This information was originally distributed via HUD.gov. msbos.org is redistributing the information for awareness.
HUD released Part One of its 2021 Annual Homeless Assessment Report (AHAR) to Congress. The report found that more than 326,000 people experienced homelessness in the United States on a single night in 2021, a decrease of eight percent, from 2020.
“Sheltered homelessness” refers to people experiencing homelessness who were found in emergency shelters, transitional housing, or other temporary settings. In response to the COVID-19 pandemic, HUD waived the requirement for communities to conduct the count of unsheltered homelessness in 2021. In January 2021, 138 communities, 36 percent of all communities, conducted full unsheltered counts and an additional 72 communities conducted a partial count, in which total unsheltered counts were reported but not household or demographic characteristics. Therefore, 2021 AHAR Report – Part One is only able to provide national estimates on sheltered homelessness and findings on unsheltered homelessness only from the communities that conducted unsheltered counts.

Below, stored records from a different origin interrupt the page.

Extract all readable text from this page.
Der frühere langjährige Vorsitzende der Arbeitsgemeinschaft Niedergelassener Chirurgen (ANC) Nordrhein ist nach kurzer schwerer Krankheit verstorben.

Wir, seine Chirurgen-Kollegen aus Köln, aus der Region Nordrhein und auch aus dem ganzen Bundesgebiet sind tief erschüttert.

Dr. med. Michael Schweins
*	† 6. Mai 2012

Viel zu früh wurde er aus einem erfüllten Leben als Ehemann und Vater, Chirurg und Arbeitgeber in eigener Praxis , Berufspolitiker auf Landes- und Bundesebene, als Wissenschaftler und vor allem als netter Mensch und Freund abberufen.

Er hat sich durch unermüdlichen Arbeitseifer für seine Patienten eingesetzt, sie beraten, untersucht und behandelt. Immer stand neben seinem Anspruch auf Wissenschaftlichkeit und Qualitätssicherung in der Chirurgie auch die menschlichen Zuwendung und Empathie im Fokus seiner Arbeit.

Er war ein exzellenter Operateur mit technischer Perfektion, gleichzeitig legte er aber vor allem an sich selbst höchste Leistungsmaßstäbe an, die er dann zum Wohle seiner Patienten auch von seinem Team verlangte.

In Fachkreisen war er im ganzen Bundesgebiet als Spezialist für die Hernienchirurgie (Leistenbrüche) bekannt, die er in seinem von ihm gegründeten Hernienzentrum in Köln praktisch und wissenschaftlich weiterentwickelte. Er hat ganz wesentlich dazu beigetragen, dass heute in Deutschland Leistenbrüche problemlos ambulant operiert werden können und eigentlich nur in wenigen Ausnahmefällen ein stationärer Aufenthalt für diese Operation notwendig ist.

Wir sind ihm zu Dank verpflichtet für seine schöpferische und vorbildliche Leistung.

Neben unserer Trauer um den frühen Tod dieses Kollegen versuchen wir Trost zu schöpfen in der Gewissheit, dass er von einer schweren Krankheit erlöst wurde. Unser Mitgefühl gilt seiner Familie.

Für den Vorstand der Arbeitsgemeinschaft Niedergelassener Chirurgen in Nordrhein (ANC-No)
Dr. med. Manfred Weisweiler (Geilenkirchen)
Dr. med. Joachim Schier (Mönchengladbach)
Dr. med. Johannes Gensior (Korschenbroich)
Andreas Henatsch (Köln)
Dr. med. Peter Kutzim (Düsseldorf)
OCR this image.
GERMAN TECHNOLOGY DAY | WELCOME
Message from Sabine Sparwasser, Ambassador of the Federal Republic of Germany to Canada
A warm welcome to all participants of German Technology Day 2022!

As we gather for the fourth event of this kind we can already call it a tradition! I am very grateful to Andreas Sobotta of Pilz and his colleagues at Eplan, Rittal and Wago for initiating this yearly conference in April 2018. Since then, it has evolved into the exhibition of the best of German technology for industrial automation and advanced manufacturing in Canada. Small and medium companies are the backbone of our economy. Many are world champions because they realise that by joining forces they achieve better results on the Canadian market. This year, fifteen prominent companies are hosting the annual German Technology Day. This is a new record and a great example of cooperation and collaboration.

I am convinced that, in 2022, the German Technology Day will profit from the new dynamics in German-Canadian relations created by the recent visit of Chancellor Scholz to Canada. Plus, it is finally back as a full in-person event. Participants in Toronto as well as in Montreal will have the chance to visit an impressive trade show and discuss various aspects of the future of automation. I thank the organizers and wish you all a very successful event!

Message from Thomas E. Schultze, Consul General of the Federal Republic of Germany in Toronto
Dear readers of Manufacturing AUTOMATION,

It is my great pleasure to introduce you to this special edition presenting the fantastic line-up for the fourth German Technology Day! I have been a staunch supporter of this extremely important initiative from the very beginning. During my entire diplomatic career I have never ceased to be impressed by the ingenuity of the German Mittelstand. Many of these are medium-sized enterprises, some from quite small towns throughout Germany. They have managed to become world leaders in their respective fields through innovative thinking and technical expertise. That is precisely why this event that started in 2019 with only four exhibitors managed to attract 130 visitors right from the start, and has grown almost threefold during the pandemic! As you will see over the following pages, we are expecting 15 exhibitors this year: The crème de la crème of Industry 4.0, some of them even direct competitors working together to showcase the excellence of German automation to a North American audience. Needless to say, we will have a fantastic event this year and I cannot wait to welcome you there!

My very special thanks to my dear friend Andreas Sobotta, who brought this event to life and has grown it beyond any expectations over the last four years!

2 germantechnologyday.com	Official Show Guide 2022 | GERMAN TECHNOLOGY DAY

The report found that the number of sheltered people in families with children declined considerably between 2020 and 2021, while the number of sheltered individuals remained relatively flat. Between 2020 and 2021, the number of veterans experiencing sheltered homelessness decreased by 10 percent. On a single night in 2021, 15,763 people under the age of 25 experienced sheltered homelessness on their own as “unaccompanied youth.” The number of sheltered individuals with chronic patterns of homelessness increased by 20 percent between 2020 and 2021.